AWS certifications don’t focus on Compute Optimizer exclusively, but it aligns well with: – AWS Certified Cloud Practitioner (foundations) – AWS Certified Solutions Architect – Associate/Professional – AWS Certified SysOps Administrator – Associate – AWS Certified DevOps Engineer – Professional – AWS Certified Security – Specialty (governance and audit aspects)

(Verify current certification names and availability on: https://aws.amazon.com/certification/)

Project ideas for practice

  1. Build a weekly export pipeline and Athena dashboard of top recommendations by team and environment.
  2. Create a “rightsizing backlog” process: export → rank → ticket → apply → validate → measure savings.
  3. Implement a safe canary workflow for EC2 instance type changes and measure performance impact.
  4. Evaluate CloudWatch Agent enhanced metrics for a memory-bound workload and compare recommendation differences.

22. Glossary

  • AWS Compute Optimizer: AWS service that analyzes utilization and provides rightsizing recommendations for supported compute resources.
  • Rightsizing: Adjusting resource size/type to match actual demand (reduce waste or avoid under-provisioning).
  • Finding: A classification indicating whether a resource is optimized or may need changes (exact labels vary by resource type).
  • Recommendation: Suggested configuration change (e.g., different EC2 instance type).
  • CloudWatch Metrics: Time-series measurements (CPUUtilization, network, disk, etc.) used for monitoring and analysis.
  • Enhanced infrastructure metrics: Additional OS-level metrics (often collected via CloudWatch Agent) that can improve recommendation accuracy.
  • Service-linked role: An IAM role linked to an AWS service that allows it to perform actions on your behalf.
  • Export job: A request to write recommendation data into an S3 bucket.
  • S3 bucket policy: Access control policy attached to an S3 bucket.
  • Athena: Serverless query service for data in S3 using SQL.
  • FinOps: Cloud financial operations discipline combining finance, engineering, and business to manage cloud spend.
  • Canary rollout: Gradual deployment strategy applying changes to a small subset first, then expanding.
  • SLO (Service Level Objective): Target reliability/performance objective (latency, availability, error rate).
  • SCP (Service Control Policy): Organization-level policy that sets permission guardrails across accounts.

23. Summary

AWS Compute Optimizer is an AWS Management and governance service that delivers rightsizing recommendations for supported resources such as EC2 instances, Auto Scaling groups, EBS volumes, and Lambda functions (verify current coverage).

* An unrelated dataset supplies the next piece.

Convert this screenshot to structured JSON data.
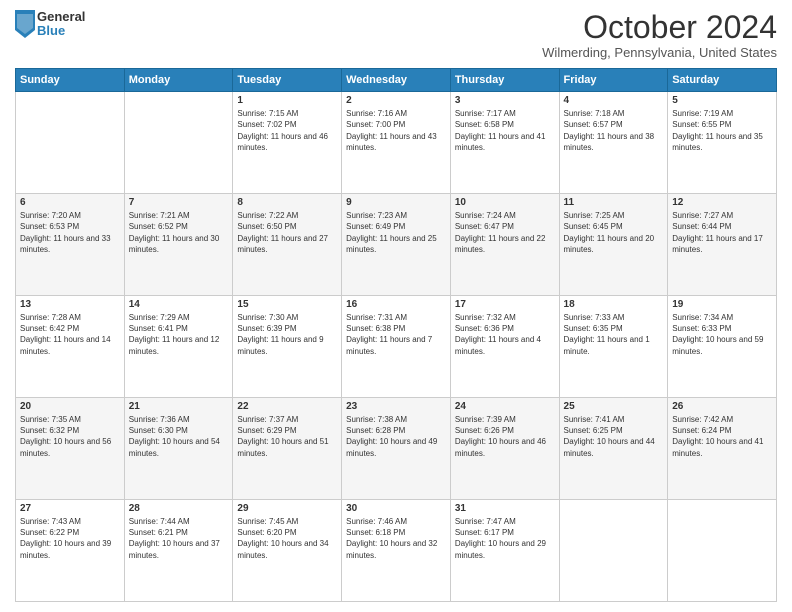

It helps teams reduce waste, improve performance, and build an ongoing optimization practice using utilization-based evidence and exportable recommendation data.

It fits best as a continuous signal in your operations toolkit: enable it, review recommendations on a cadence, export data for reporting, and apply changes through controlled rollouts. Cost-wise, the service itself is typically no additional charge (verify), but you should plan for related costs like CloudWatch enhanced metrics, S3 exports, and Athena queries. Security-wise, use least-privilege IAM, encrypted export buckets, and CloudTrail auditing for governance.

Use AWS Compute Optimizer when you want a practical, AWS-native way to identify and prioritize rightsizing opportunities. Next, deepen your skills by automating exports to S3, building Athena-based dashboards, and integrating recommendations into your change management workflow.